Tire o padrão do corpo das meninas
Ou quando essa foto virou reflexão

Essa da foto sou eu.
Depois que tirei essa foto pensei em fazer uma série como essa com outras meninas, para depois publicar no meu blog a série de fotos mais um texto. O texto não seria sobre as fotos ou questões do corpo da mulher, era apenas pela estética.
Eu não vivo em uma bolha e sei que a relação das mulheres com os seus corpos é, no geral, atribulada. Não aceitação, baixa autoestima, querer estar em um padrão (impossível) determinado pelas mais diversas referências etc. Porém, fiquei surpresa em receber sete nãos de sete amigas a quem propus fazer essa foto.
Eu quase nunca tive problemas com meu corpo. Claro, já quis emagrecer, já quis que meu nariz fosse diferente, já tive problemas com espinhas, várias coisinhas. Mas, no geral, hoje eu gosto muito dele, eu acho meu corpo verdadeiramente bonito. Pra mim, essa era a regra: as pessoas mudariam algumas coisas se pudessem, mas gostavam do próprio corpo. (E estou falando aqui das pessoas que não têm, aparentemente, obsessões, grandes problemas com autoestima baixa ou não aceitação. Que não sofrem bullying externo por não estarem no padrão. Mas que, psicologicamente, cada um sabe de si.)

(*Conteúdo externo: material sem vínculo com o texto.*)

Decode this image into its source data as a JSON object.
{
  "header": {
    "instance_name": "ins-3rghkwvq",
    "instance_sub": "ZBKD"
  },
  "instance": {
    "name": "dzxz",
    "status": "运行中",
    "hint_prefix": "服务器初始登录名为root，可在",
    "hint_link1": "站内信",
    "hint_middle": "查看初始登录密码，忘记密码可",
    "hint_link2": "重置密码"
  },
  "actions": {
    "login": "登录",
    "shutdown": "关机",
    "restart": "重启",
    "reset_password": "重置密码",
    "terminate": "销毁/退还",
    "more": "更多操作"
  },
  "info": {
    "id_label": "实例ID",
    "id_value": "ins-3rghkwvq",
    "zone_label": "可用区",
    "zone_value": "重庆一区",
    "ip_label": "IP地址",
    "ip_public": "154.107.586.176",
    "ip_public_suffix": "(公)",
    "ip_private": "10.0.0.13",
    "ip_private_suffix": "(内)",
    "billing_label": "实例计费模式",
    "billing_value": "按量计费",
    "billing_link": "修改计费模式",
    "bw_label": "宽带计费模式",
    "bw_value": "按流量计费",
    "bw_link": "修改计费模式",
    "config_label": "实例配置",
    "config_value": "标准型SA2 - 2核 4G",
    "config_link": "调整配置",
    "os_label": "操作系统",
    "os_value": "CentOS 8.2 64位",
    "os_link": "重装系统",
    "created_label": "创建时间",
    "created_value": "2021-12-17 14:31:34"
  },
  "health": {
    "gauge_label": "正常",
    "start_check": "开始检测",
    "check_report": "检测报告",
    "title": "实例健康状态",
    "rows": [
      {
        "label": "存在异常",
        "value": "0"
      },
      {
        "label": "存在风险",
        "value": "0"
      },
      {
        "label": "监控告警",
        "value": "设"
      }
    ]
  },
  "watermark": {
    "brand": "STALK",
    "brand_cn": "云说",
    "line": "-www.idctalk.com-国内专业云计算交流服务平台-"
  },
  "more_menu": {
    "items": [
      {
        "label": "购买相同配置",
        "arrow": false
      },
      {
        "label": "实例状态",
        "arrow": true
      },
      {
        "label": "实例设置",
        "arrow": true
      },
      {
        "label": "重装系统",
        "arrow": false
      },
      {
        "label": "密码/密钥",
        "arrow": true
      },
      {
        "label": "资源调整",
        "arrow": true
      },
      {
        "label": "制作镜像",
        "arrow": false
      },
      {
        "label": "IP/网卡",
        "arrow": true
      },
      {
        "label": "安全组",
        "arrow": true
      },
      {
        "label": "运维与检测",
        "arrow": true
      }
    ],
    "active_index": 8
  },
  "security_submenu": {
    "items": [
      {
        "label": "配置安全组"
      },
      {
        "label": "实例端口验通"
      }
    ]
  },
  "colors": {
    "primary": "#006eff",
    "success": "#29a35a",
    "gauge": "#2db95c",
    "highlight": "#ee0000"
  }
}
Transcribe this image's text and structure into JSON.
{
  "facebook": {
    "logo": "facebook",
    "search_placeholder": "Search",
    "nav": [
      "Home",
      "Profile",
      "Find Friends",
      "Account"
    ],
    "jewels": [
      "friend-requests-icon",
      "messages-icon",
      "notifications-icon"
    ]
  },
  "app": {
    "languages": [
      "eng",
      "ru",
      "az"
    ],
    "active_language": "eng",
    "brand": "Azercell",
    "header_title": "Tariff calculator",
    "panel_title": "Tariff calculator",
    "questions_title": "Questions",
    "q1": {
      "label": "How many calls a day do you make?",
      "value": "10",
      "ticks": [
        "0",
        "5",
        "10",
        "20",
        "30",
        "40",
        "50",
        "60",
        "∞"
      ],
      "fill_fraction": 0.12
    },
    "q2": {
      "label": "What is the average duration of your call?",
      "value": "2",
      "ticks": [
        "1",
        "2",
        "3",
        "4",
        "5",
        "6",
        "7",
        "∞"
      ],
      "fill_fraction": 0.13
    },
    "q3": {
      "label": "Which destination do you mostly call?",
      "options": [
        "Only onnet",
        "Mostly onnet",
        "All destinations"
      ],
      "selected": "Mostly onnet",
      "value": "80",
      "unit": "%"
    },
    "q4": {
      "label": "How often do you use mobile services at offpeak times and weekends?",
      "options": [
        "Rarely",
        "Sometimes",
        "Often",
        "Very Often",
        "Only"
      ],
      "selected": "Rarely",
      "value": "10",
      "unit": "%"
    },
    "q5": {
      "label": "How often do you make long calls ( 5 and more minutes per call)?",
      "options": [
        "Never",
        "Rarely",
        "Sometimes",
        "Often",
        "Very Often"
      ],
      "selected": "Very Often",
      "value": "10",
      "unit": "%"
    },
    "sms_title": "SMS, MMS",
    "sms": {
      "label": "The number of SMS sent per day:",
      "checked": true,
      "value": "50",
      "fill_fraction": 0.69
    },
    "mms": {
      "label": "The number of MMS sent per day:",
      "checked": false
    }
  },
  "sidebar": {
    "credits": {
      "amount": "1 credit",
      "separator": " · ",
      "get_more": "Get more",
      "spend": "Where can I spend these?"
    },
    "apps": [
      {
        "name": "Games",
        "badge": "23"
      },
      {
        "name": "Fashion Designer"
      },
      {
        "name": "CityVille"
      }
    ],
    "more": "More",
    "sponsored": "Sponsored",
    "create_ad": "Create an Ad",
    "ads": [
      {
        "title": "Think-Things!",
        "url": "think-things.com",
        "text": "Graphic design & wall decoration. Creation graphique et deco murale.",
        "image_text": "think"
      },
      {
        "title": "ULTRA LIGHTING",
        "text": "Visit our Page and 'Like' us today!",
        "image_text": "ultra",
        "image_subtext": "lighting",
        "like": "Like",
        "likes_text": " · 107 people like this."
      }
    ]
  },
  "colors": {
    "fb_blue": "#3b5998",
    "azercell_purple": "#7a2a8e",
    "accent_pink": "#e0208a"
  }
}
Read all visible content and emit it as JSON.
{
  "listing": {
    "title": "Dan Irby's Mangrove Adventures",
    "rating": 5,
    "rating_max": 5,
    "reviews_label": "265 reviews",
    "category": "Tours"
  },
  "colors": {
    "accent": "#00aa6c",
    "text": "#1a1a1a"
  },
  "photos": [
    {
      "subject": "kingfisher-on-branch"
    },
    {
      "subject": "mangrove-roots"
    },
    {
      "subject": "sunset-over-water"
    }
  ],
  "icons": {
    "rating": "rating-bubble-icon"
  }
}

Por isso fiquei surpresa! Eu sei que existem vários movimentos para conscientizar e estimular as mulheres a aceitarem e acolherem a si mesmas. Mas, como não era a minha realidade, eu não tinha dimensão dessa opressão até me deparar com as respostas das minhas amigas. Até ver que meninas tão próximas a mim, tão lindas e que, ao meu ver, não tinham grandes problemas com o corpo, recusaram a fazer essa foto por não se acharem magras ou com os seios grandes e bonitos o suficiente.
Não é pelas fotos que não vou fazer, ou pela resposta que sequer consegui dar a elas, mas pela urgência em ensinar nossas meninas que o corpo é casa, é único e é lindo do jeito que é. Que cada mulher carrega em si os traços de mil lugares e culturas. Que tudo bem não querer se mostrar porque isso é uma escolha, mas que ninguém se ache incapaz de fazer qualquer coisa por mais essa violência. Que a busca seja sempre pelo conforto e pela paz consigo mesmo e não por medidas e tamanhos.